In total, 17 data elements were added to the query fields available in FIRST. Not all fields are available for all queries as users of FIRST must select from “crashes,” “vehicles,” “people,” “drivers,” “occupants,” “pedestrians,” and “pedalcyclists” at the top of the query tool, and your selection determines which data elements can be selected in a report query. Five of the 17 data elements were either not available in “pedestrians” or “pedalcyclists” queries or did not run successfully:

  • Not available: Striking Vehicle Speed, Vehicle Configuration, Vehicle Trailing, and Gross Vehicle Weight Rating
  • Did not return results: Striking Vehicle Hit and Run

Six of the 17 data elements were driver-related, the subject of today’s post.

While the “Striking Vehicle Hit and Run” data element did not provide any successful results in our attempts, the data element “Involving a Hit and Run” shows that people walking and biking are much more likely to be killed in crashes that involve a hit and run. Pedestrians accounted for 62% of traffic deaths that involved a hit and run between 2017-2021. Bicyclists, who account for about 2% of traffic deaths overall, accounted for 8% of traffic deaths that involved a hit and run. 

2021 had the highest rates of traffic deaths involving a hit and run, in the data available since 2007, with 24% of pedestrian deaths and 23% of bicyclist deaths involving a hit and run in 2021. If drivers stop when they hit a person biking and walking, they can initiate emergency response calls and potentially save lives. Post-Crash Care is one of five objectives of the U.S. Department of Transportation’s National Roadway Safety Strategy, and drivers deprive victims of the best post-crash care when they fail to stop and alert authorities to the crash.

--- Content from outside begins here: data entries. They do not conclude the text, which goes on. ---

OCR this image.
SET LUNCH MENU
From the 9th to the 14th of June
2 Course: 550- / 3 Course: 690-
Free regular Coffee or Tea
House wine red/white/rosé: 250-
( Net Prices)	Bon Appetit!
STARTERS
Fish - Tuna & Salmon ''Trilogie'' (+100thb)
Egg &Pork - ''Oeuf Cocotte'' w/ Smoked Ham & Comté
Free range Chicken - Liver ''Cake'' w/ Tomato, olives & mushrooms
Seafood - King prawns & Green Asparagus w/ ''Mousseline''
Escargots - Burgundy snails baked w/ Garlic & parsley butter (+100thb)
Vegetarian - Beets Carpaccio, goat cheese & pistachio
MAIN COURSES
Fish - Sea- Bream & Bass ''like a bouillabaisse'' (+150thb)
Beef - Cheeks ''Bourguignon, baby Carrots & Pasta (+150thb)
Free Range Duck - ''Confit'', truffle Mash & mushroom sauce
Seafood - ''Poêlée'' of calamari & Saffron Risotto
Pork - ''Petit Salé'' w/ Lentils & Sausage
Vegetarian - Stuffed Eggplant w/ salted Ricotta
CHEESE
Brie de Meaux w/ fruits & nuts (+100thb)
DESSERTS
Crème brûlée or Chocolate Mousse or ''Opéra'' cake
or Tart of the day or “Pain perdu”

Three data elements were related to driver demographics, and those data elements provided very limited data. Driver demographic data would be helpful for understanding disparities in traffic deaths between different racial and ethnic demographics. Demographic differences among people killed were the subject of a NHTSA report last year, finding large disparities in the rate of traffic deaths per capita based on race and ethnicity. Striking driver demographics, although now available as data elements, were generally not available in the queried data:

  • Striking Vehicle Driver Race and Hispanic - Not reported for 99+% of fatal crashes (may only be reported when the striking vehicle driver dies)
  • Striking Vehicle Driver Race - Not reported for 99+% of fatal crashes (may only be reported when the striking vehicle driver dies)
  • Striking Vehicle Driver Hispanic Origin - Not reported for 99+% of fatal crashes (may only be reported when the striking vehicle driver dies)

One data element provides “Striking Vehicle Driver Age.” This data was available for pedestrian and cyclist queries. For both pedestrians and cyclists, about one-third of striking drivers are aged 30 or below, with each year of age between 18 and 30 accounting for more than 2% of pedestrian and cyclist deaths. People aged 31-57 account for between 2% and 1.5% of pedestrian and cyclist deaths for each year of age. Then there is a stronger drop off in share based on age.

One data element provides “Striking Vehicle Driver Sex” which is pretty consistent over time and shows that men are more likely to be striking drivers, with about 2/3rds of drivers being male.